A. Not everybody uses a back inflate BC, and even if they were using a back inflate BC if they were to weight themselves right, there's no reason for the BC to "flip them on their face" as you purported.
True, not all BCDs are back-inflate, but they've certainly become a lot more popular over the past decade. Insofar as the suggestions to "weight right", suffice to say that you can go check my posting history and read some heated dialogs on the subject, which also includes my Engineering drawings of the Overturning Moments present with dive gear. To summarize it all very briefly, a back inflate simply does not have the properties to encourage a life vest style "face up" and this situation is exasperated when it is being dived with a buoyant-at-end-of-dive AL80 ... typical resort gear .. tank, whereas in many "No Problem!" instances, these comments are coming from local coldwater divers who are using Steel tanks which are negative at the end of a dive too.
B. If I were to dive in blue water and chances of becoming adrift are high, or in rough sea, then yes I will wear a snorkel.
Which I agree is appropriate, just as we don't wear a safety harness & line when we're not doing an ice dive.
In the case of the Bequia dive that I alluded to, the snorkle-less diver would have drowned had it not been for them receiving assistance from both their buddy as well as myself.
-hh
So you lost the boat, you ran out of the gas in three tanks, or at least did not think to share gas with an out of gas diver, and had a team that was unfit for the conditions. And the solution to all of this is a snorkel? Might there be other potential solutions?
A1: No, this was a planned drift dive. You're not going to blame the divers - - who faithfully followed the dive plan - - for the failure of the chase boat on a drift dive, since this is always an objective risk present on all drift dives.
A2: To my knowledge, only one tank (the snorkel-less diver) was drained, which we did not know had happened until the victim also fatigued out from resperatory distress from not having a regulator or a snorkel to breathe from while facing into the rough seas. At that point, the hazard from the rocks was far too immediate and the obvious recourse was to swim out, which was accomplished with a tow. Sure, it is possible that there might have been a better way to use the air supplies in our tanks too, but the root cause still goes back to the victim who made two bad judgement calls: #1 was for not being equipped (ie, snorkel) to survive the potential risk of longer-than-expected float under the prevailing (and known...it wasn't our first day of diving here) conditions; and #2 was failing to warn the rest of us that (a) they had OOA'ed their tank, and (b) they were having trouble. This all then resulted in the rapid escalation to full distress for which we responded with grabbing them and literally doing a rescue tow.

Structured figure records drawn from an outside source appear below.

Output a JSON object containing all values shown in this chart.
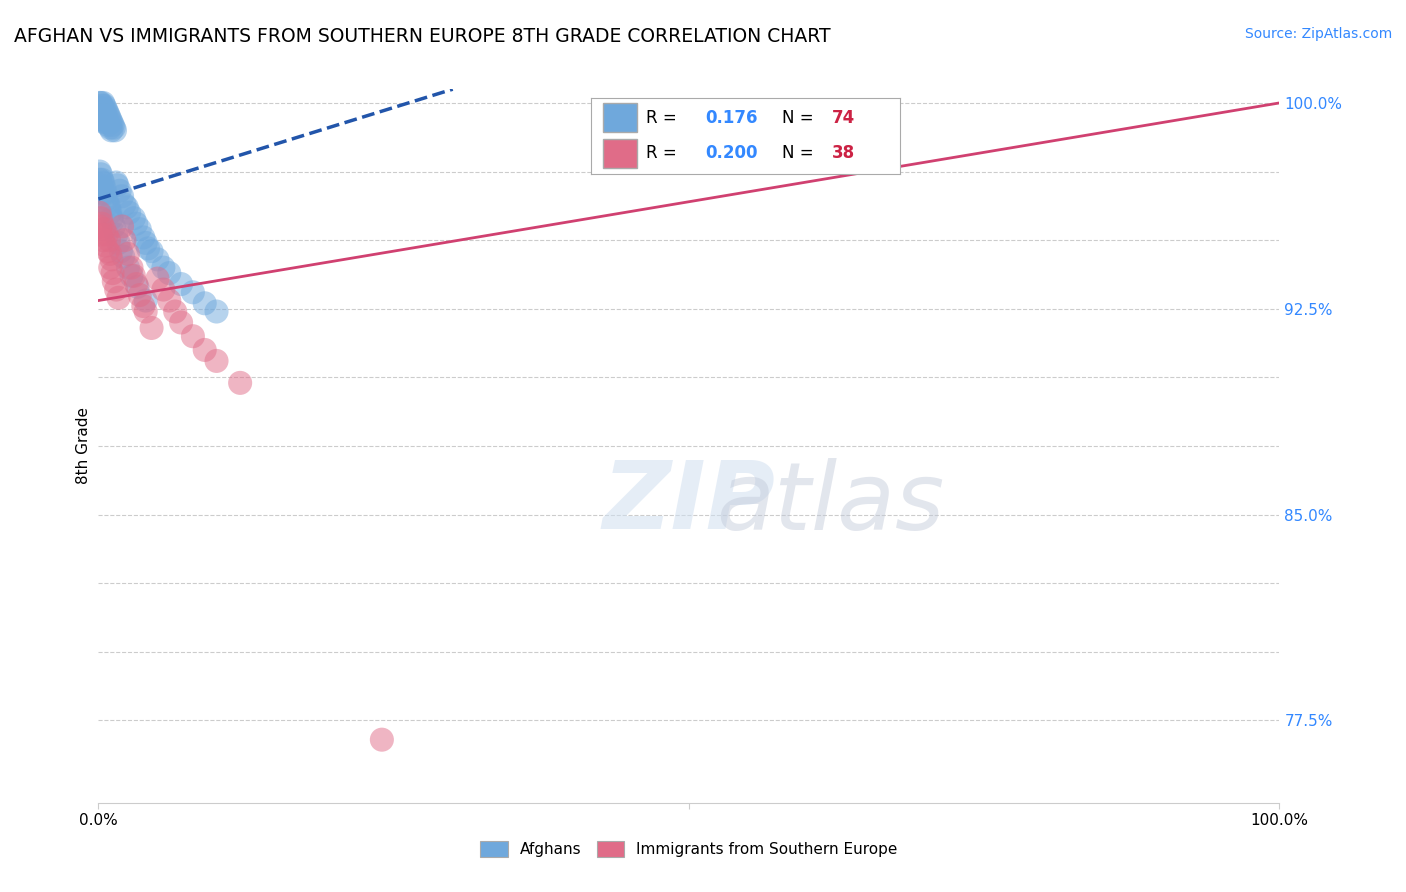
{
  "title": "AFGHAN VS IMMIGRANTS FROM SOUTHERN EUROPE 8TH GRADE CORRELATION CHART",
  "source": "Source: ZipAtlas.com",
  "ylabel": "8th Grade",
  "xlim": [
    0.0,
    1.0
  ],
  "ylim": [
    0.745,
    1.005
  ],
  "blue_R": 0.176,
  "blue_N": 74,
  "pink_R": 0.2,
  "pink_N": 38,
  "blue_color": "#6fa8dc",
  "pink_color": "#e06c88",
  "blue_line_color": "#2255aa",
  "pink_line_color": "#d04070",
  "grid_color": "#cccccc",
  "ytick_positions": [
    0.775,
    0.8,
    0.825,
    0.85,
    0.875,
    0.9,
    0.925,
    0.95,
    0.975,
    1.0
  ],
  "ytick_labels": [
    "77.5%",
    "",
    "",
    "85.0%",
    "",
    "",
    "92.5%",
    "",
    "",
    "100.0%"
  ],
  "blue_scatter_x": [
    0.001,
    0.001,
    0.001,
    0.002,
    0.002,
    0.002,
    0.003,
    0.003,
    0.004,
    0.004,
    0.005,
    0.005,
    0.005,
    0.006,
    0.006,
    0.007,
    0.007,
    0.008,
    0.008,
    0.009,
    0.01,
    0.01,
    0.011,
    0.011,
    0.012,
    0.013,
    0.014,
    0.015,
    0.016,
    0.018,
    0.02,
    0.022,
    0.024,
    0.026,
    0.03,
    0.032,
    0.035,
    0.038,
    0.04,
    0.042,
    0.045,
    0.05,
    0.055,
    0.06,
    0.07,
    0.08,
    0.09,
    0.1,
    0.001,
    0.001,
    0.001,
    0.002,
    0.002,
    0.003,
    0.003,
    0.004,
    0.004,
    0.005,
    0.006,
    0.007,
    0.008,
    0.009,
    0.01,
    0.011,
    0.012,
    0.013,
    0.015,
    0.017,
    0.019,
    0.021,
    0.025,
    0.028,
    0.033,
    0.04
  ],
  "blue_scatter_y": [
    1.0,
    0.998,
    0.996,
    1.0,
    0.998,
    0.994,
    0.999,
    0.996,
    1.0,
    0.997,
    0.999,
    0.996,
    0.993,
    0.998,
    0.994,
    0.997,
    0.993,
    0.996,
    0.992,
    0.995,
    0.994,
    0.991,
    0.993,
    0.99,
    0.992,
    0.991,
    0.99,
    0.971,
    0.97,
    0.968,
    0.966,
    0.963,
    0.962,
    0.96,
    0.958,
    0.956,
    0.954,
    0.951,
    0.949,
    0.947,
    0.946,
    0.943,
    0.94,
    0.938,
    0.934,
    0.931,
    0.927,
    0.924,
    0.975,
    0.972,
    0.969,
    0.974,
    0.97,
    0.972,
    0.969,
    0.971,
    0.967,
    0.969,
    0.967,
    0.965,
    0.963,
    0.962,
    0.96,
    0.958,
    0.957,
    0.955,
    0.952,
    0.949,
    0.946,
    0.944,
    0.94,
    0.937,
    0.933,
    0.928
  ],
  "pink_scatter_x": [
    0.001,
    0.001,
    0.002,
    0.002,
    0.003,
    0.004,
    0.005,
    0.006,
    0.007,
    0.008,
    0.009,
    0.01,
    0.01,
    0.011,
    0.012,
    0.013,
    0.015,
    0.017,
    0.02,
    0.022,
    0.025,
    0.028,
    0.03,
    0.032,
    0.035,
    0.038,
    0.04,
    0.045,
    0.05,
    0.055,
    0.06,
    0.065,
    0.07,
    0.08,
    0.09,
    0.1,
    0.12,
    0.24
  ],
  "pink_scatter_y": [
    0.96,
    0.955,
    0.958,
    0.952,
    0.956,
    0.95,
    0.954,
    0.948,
    0.952,
    0.946,
    0.95,
    0.945,
    0.94,
    0.943,
    0.938,
    0.935,
    0.932,
    0.929,
    0.955,
    0.95,
    0.945,
    0.94,
    0.937,
    0.934,
    0.93,
    0.926,
    0.924,
    0.918,
    0.936,
    0.932,
    0.928,
    0.924,
    0.92,
    0.915,
    0.91,
    0.906,
    0.898,
    0.768
  ],
  "blue_line_x0": 0.0,
  "blue_line_y0": 0.965,
  "blue_line_x1": 0.3,
  "blue_line_y1": 1.005,
  "pink_line_x0": 0.0,
  "pink_line_y0": 0.928,
  "pink_line_x1": 1.0,
  "pink_line_y1": 1.0
}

FWIW, it is possible that an octopus might have donated back to the victim on the surface during their tow at some point, but I no longer recall every detail about the experience to make a definitive "yes or no", since this did occur 8 years ago. This could have been a good thing if such an octopus donation didn't hinder the rescue tow, so the length of the octopus hoses probably would have been its determining factor. I don't think any of us had a long hose, which is the only way today that I'd retrospectively said that we clearly had overlooked a viable alternative.
...May not be a case of poor air management, but a mistake judging currents, weather changes, etc. &^*% happens. This sounds like a good case for those divers to have a snorkel, so again, it's just a personal preference. Is that a safety situation? Some would say the chances of that happening are too low to justify the hassel having a snorkel. Then again, at times I use my Dive Alert, and at times not. Haven't had to use it for an emergency yet and maybe never will. Should I keep using it if there is current?

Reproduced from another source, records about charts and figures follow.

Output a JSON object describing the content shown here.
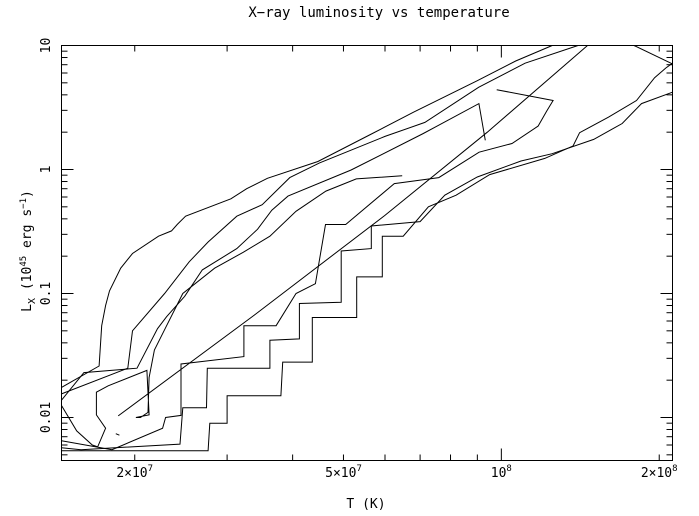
{
  "chart_data": {
    "type": "line",
    "title": "X−ray luminosity vs temperature",
    "xlabel": "T (K)",
    "ylabel": {
      "base": "L",
      "subscript": "X",
      "open": " (10",
      "exp": "45",
      "unit": " erg s",
      "unit_exp": "−1",
      "close": ")"
    },
    "xscale": "log",
    "yscale": "log",
    "xlim": [
      14500000,
      212000000
    ],
    "ylim": [
      0.0045,
      10
    ],
    "x_ticks": [
      {
        "value": 20000000,
        "mantissa": "2×10",
        "exp": "7"
      },
      {
        "value": 50000000,
        "mantissa": "5×10",
        "exp": "7"
      },
      {
        "value": 100000000,
        "mantissa": "10",
        "exp": "8"
      },
      {
        "value": 200000000,
        "mantissa": "2×10",
        "exp": "8"
      }
    ],
    "y_ticks": [
      {
        "value": 0.01,
        "label": "0.01"
      },
      {
        "value": 0.1,
        "label": "0.1"
      },
      {
        "value": 1,
        "label": "1"
      },
      {
        "value": 10,
        "label": "10"
      }
    ],
    "grid": false,
    "legend": "none",
    "series": [
      {
        "points": [
          [
            14500000,
            0.0175
          ],
          [
            17100000,
            0.026
          ],
          [
            17300000,
            0.055
          ],
          [
            17600000,
            0.08
          ],
          [
            17900000,
            0.105
          ],
          [
            18800000,
            0.16
          ],
          [
            19800000,
            0.21
          ],
          [
            22200000,
            0.29
          ],
          [
            23500000,
            0.32
          ],
          [
            24100000,
            0.36
          ],
          [
            25000000,
            0.42
          ],
          [
            30500000,
            0.58
          ],
          [
            32700000,
            0.7
          ],
          [
            35800000,
            0.85
          ],
          [
            44700000,
            1.16
          ],
          [
            55800000,
            1.88
          ],
          [
            68000000,
            2.9
          ],
          [
            90000000,
            5.2
          ],
          [
            106500000,
            7.5
          ],
          [
            125000000,
            10
          ]
        ]
      },
      {
        "points": [
          [
            14500000,
            0.0155
          ],
          [
            19400000,
            0.025
          ],
          [
            19800000,
            0.05
          ],
          [
            22800000,
            0.1
          ],
          [
            25400000,
            0.18
          ],
          [
            27600000,
            0.26
          ],
          [
            31300000,
            0.42
          ],
          [
            35000000,
            0.52
          ],
          [
            39500000,
            0.86
          ],
          [
            45000000,
            1.13
          ],
          [
            60000000,
            1.85
          ],
          [
            71500000,
            2.4
          ],
          [
            90500000,
            4.6
          ],
          [
            111000000,
            7.2
          ],
          [
            140000000,
            10
          ]
        ]
      },
      {
        "points": [
          [
            14500000,
            0.0138
          ],
          [
            16000000,
            0.023
          ],
          [
            20200000,
            0.025
          ],
          [
            22100000,
            0.052
          ],
          [
            23000000,
            0.065
          ],
          [
            24900000,
            0.095
          ],
          [
            26900000,
            0.155
          ],
          [
            31300000,
            0.23
          ],
          [
            34300000,
            0.33
          ],
          [
            36500000,
            0.47
          ],
          [
            39200000,
            0.61
          ],
          [
            51700000,
            0.99
          ],
          [
            71000000,
            1.95
          ],
          [
            90600000,
            3.4
          ],
          [
            93200000,
            1.72
          ]
        ]
      },
      {
        "points": [
          [
            14500000,
            0.0125
          ],
          [
            15500000,
            0.0078
          ],
          [
            16600000,
            0.006
          ],
          [
            17000000,
            0.0058
          ],
          [
            17600000,
            0.0082
          ],
          [
            16900000,
            0.0105
          ],
          [
            16900000,
            0.016
          ],
          [
            17800000,
            0.018
          ],
          [
            21100000,
            0.024
          ],
          [
            21300000,
            0.0105
          ],
          [
            20100000,
            0.01
          ],
          [
            20500000,
            0.01
          ],
          [
            21200000,
            0.011
          ],
          [
            21300000,
            0.021
          ],
          [
            21800000,
            0.035
          ],
          [
            22900000,
            0.053
          ],
          [
            24700000,
            0.1
          ],
          [
            28400000,
            0.16
          ],
          [
            32200000,
            0.215
          ],
          [
            36200000,
            0.29
          ],
          [
            40600000,
            0.46
          ],
          [
            46300000,
            0.67
          ],
          [
            52900000,
            0.84
          ],
          [
            64700000,
            0.89
          ]
        ]
      },
      {
        "points": [
          [
            14500000,
            0.0065
          ],
          [
            18100000,
            0.0055
          ],
          [
            22600000,
            0.0082
          ],
          [
            22900000,
            0.01
          ],
          [
            24500000,
            0.0104
          ],
          [
            24500000,
            0.027
          ],
          [
            32300000,
            0.031
          ],
          [
            32300000,
            0.055
          ],
          [
            37200000,
            0.055
          ],
          [
            40600000,
            0.1
          ],
          [
            44200000,
            0.12
          ],
          [
            46200000,
            0.36
          ],
          [
            50500000,
            0.36
          ],
          [
            62500000,
            0.77
          ],
          [
            76000000,
            0.86
          ],
          [
            90700000,
            1.38
          ],
          [
            104800000,
            1.62
          ],
          [
            117500000,
            2.24
          ],
          [
            122000000,
            2.95
          ],
          [
            125500000,
            3.6
          ],
          [
            98000000,
            4.4
          ]
        ]
      },
      {
        "points": [
          [
            14500000,
            0.0057
          ],
          [
            15800000,
            0.0055
          ],
          [
            24400000,
            0.0061
          ],
          [
            24700000,
            0.012
          ],
          [
            27400000,
            0.012
          ],
          [
            27500000,
            0.025
          ],
          [
            36200000,
            0.025
          ],
          [
            36200000,
            0.042
          ],
          [
            41200000,
            0.043
          ],
          [
            41200000,
            0.083
          ],
          [
            49500000,
            0.085
          ],
          [
            49500000,
            0.22
          ],
          [
            56500000,
            0.23
          ],
          [
            56500000,
            0.35
          ],
          [
            70000000,
            0.38
          ],
          [
            78000000,
            0.62
          ],
          [
            90000000,
            0.87
          ],
          [
            109000000,
            1.17
          ],
          [
            125000000,
            1.34
          ],
          [
            150000000,
            1.75
          ],
          [
            170000000,
            2.35
          ],
          [
            185000000,
            3.4
          ],
          [
            212000000,
            4.2
          ]
        ]
      },
      {
        "points": [
          [
            14500000,
            0.0054
          ],
          [
            27600000,
            0.0054
          ],
          [
            27800000,
            0.009
          ],
          [
            30000000,
            0.009
          ],
          [
            30000000,
            0.015
          ],
          [
            38000000,
            0.015
          ],
          [
            38300000,
            0.028
          ],
          [
            43600000,
            0.028
          ],
          [
            43600000,
            0.064
          ],
          [
            53000000,
            0.064
          ],
          [
            53000000,
            0.136
          ],
          [
            59300000,
            0.136
          ],
          [
            59300000,
            0.29
          ],
          [
            65000000,
            0.29
          ],
          [
            72600000,
            0.5
          ],
          [
            82000000,
            0.62
          ],
          [
            95000000,
            0.91
          ],
          [
            121000000,
            1.23
          ],
          [
            137000000,
            1.55
          ],
          [
            141000000,
            1.98
          ],
          [
            160000000,
            2.64
          ],
          [
            181000000,
            3.6
          ],
          [
            196000000,
            5.5
          ],
          [
            206000000,
            6.6
          ],
          [
            212000000,
            7.2
          ]
        ]
      },
      {
        "points": [
          [
            18600000,
            0.0103
          ],
          [
            33800000,
            0.067
          ],
          [
            59900000,
            0.425
          ],
          [
            94000000,
            2.0
          ],
          [
            146000000,
            10
          ]
        ]
      },
      {
        "points": [
          [
            179000000,
            10
          ],
          [
            212000000,
            7.1
          ]
        ]
      },
      {
        "points": [
          [
            18400000,
            0.0074
          ],
          [
            18700000,
            0.0072
          ]
        ]
      }
    ]
  }
}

What all of this really simplifies down to is that diving is not utterly risk free and there's a a lot of possible as you say,
&^*% happens events. What we all have to do is to assess the risks - - and the consequences of each of these risks - - and then decide upon what our acceptance threshhold is.
Historically, OW dive training introduced us all to the major risk factors and gave us the appropriate (if basic) solutions for how to manage those risks, but the training also did us a slight disservice by not educating us that what we were doing was basic risk identification, assessment and management: it just shortcutted to a "Do This, Do That, Wear This Stuff" without us necessarily understanding why (holistically).
This simplification continued with the identification of select pieces of gear as being supposedly "safety" equipment. This is effectively a misnomer because every piece of gear contributes to the larger context of risk management of the overall system.
When we look specifically at the lowly snorkel through the lens of system Risk Management, what we find is that it contributes in a low likelihood-but high consequence setting, which gives it a "Low Odds / High Benefit" ranking. Combined with it being a cheap piece of gear, its Cost:Benefit ranking will be higher than what one may otherwise expect. Afterall, do keep in mind that we didn't standardize having an Octopus on our gear until its price came down...
In any event, the question of if it is a piece of "safety" gear really isn't all that important. All dive gear contributes to safety in one form or another, which is what classically forms our overall Risk for a particular dive. Differences in dive environments and settings will invariably mean that there's differences in the risks present, some of which may very well merit - - depending on that particular diver's risk tolerance - - changes to their gear to mitigate these risks. And of course, the diver themself is the final arbiter of risk and safety ... if things don't look acceptable, you thumb the dive.